I am attempting to generalize an answer given by Will Jagy here.
I may have made a mistake since the conclusion is stronger than I typically have seen and my argument is pretty much the same as Will's. If that is the case, then I would appreciate if someone could call out my mistake.
Let:
- $m>2, n>1, x>0, y>0, c>0$ be integers with:
$$2^m - 3^n = c$$
Does it now follow that:
$$2^{m+x} - 3^{n+y} \ne c$$
Here's my thinking:
(1) Assume that $2^{m+x} - 3^{n+y} = 2^{m} - 3^n = c$
(2) $2^m\left(2^x - 1\right) = 3^n\left(3^y - 1\right)$
(3) $3^y - 1 \equiv 0 \pmod {2^m}$
(4) From Euler's Theorem, $2^{m-1} | y$ since from Euler's Totient Function $\varphi(2^m) = 2^{m}\left(1 - \dfrac{1}{2}\right) = 2^{m-1}$
Note: I believe that Carmichael's Theorem can be used to establish that $\varphi(2^m) | y$ since $3$ is an odd prime.

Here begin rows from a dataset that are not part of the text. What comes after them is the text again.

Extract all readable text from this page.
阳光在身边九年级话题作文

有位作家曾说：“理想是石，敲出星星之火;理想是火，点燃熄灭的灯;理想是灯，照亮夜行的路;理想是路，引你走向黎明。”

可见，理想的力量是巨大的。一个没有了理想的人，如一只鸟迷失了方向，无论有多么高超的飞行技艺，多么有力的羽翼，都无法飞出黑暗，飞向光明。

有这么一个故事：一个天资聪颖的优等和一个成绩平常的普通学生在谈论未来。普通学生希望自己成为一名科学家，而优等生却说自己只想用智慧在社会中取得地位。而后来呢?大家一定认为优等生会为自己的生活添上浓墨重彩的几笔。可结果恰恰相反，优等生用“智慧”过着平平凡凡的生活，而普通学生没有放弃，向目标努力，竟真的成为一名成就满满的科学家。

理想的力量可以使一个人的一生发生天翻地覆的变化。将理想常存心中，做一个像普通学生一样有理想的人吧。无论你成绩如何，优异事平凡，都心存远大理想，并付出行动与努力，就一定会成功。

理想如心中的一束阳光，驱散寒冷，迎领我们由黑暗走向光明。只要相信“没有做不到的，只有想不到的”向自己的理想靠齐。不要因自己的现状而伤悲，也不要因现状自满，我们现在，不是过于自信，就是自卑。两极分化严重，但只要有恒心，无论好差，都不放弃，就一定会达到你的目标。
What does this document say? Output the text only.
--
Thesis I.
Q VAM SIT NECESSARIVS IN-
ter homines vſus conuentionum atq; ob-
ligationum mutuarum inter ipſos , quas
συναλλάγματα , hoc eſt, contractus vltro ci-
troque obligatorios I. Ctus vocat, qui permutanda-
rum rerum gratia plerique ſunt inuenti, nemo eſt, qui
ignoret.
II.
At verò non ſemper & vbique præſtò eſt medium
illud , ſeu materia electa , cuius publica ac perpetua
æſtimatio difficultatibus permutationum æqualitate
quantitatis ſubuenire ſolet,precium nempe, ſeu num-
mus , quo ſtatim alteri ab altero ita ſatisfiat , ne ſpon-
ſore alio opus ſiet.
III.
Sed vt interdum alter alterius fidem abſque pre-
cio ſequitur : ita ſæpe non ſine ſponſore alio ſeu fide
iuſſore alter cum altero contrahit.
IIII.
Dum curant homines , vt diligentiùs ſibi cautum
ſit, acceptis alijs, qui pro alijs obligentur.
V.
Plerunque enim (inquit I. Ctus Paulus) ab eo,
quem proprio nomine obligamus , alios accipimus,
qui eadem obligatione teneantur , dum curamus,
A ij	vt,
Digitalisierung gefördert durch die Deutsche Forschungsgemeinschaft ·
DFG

(5) So there exists an integer $a > 0$ with:
$$2^m\left(2^x - 1\right) = 3^n\left(3^{2^{m-1}a} - 1\right) = 3^n(3^{2^0a} - 1)(3^{2^0a} + 1)(3^{2^1a}+1)(3^{2^2a}+1)\dots(3^{2^{m-2}a}+1)$$
(6) For each $0 \le i \le m-2$, $2 | (3^{2^ia} \pm 1)$ so $2^m | (3^y - 1)$
(7) Regardless of whether $a$ is even or odd, $8 | (3^a - 1)(3^a + 1)$
(8) But then $2^{m+1} | (3^y - 1)$ which is impossible since $2^{m+1} \nmid 2^m(2^{x} - 1)$
Edit: Added note about Carmichael's Theorem based on comment.

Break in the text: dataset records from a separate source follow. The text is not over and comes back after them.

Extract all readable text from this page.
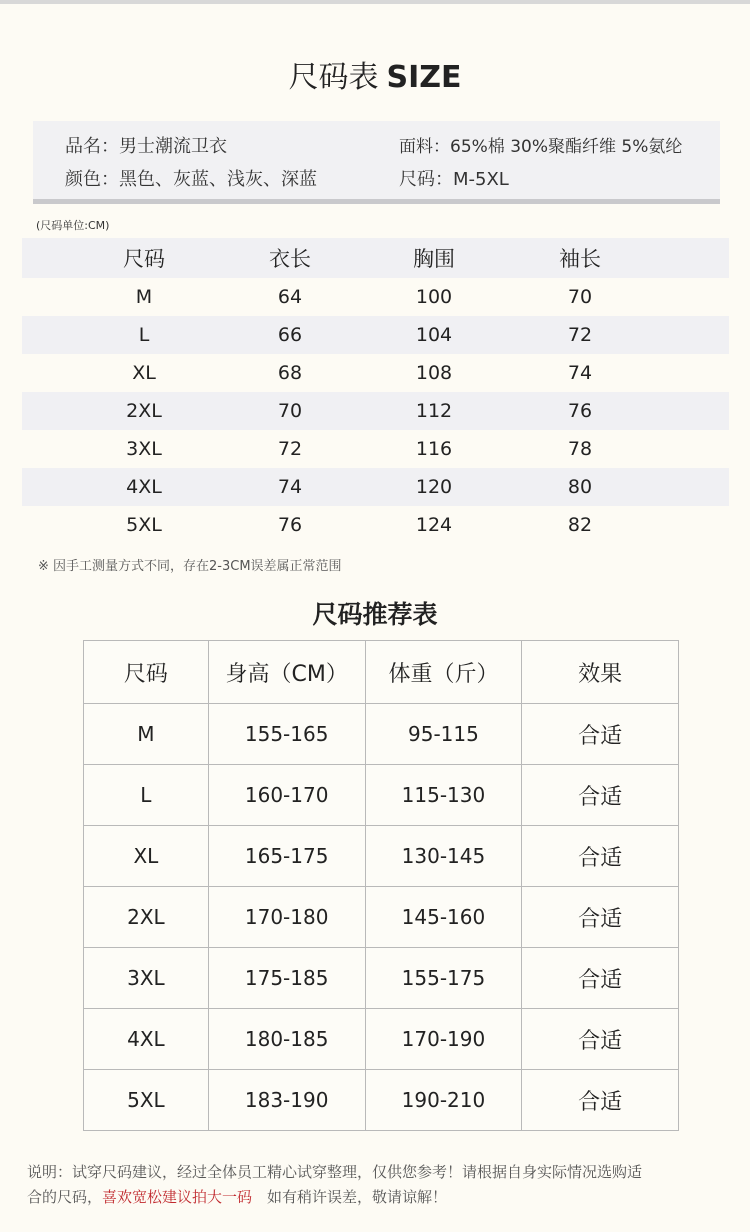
尺码表 SIZE
品名：男士潮流卫衣
颜色：黑色、灰蓝、浅灰、深蓝
面料：65%棉 30%聚酯纤维 5%氨纶
尺码：M-5XL
(尺码单位:CM)
尺码	衣长	胸围	袖长
M	64	100	70
L	66	104	72
XL	68	108	74
2XL	70	112	76
3XL	72	116	78
4XL	74	120	80
5XL	76	124	82
※ 因手工测量方式不同，存在2-3CM误差属正常范围
尺码推荐表
尺码	身高（CM）	体重（斤）	效果
M	155-165	95-115	合适
L	160-170	115-130	合适
XL	165-175	130-145	合适
2XL	170-180	145-160	合适
3XL	175-185	155-175	合适
4XL	180-185	170-190	合适
5XL	183-190	190-210	合适
说明：试穿尺码建议，经过全体员工精心试穿整理，仅供您参考！请根据自身实际情况选购适
合的尺码，喜欢宽松建议拍大一码　如有稍许误差，敬请谅解！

Edit 2: I applied Carmichael's Theorem incorrectly. For $2^{m}$, Carmichael's Theorem says $\dfrac{1}{2}\varphi(2^n)$
For example:
$$8(2^2 - 1) = 3(3^2 -1 )$$
In this case, $\varphi(8)=4 \nmid 2$ but $\dfrac{1}{2}\varphi(8) = 2 | 2$
This mistake invalidates the argument.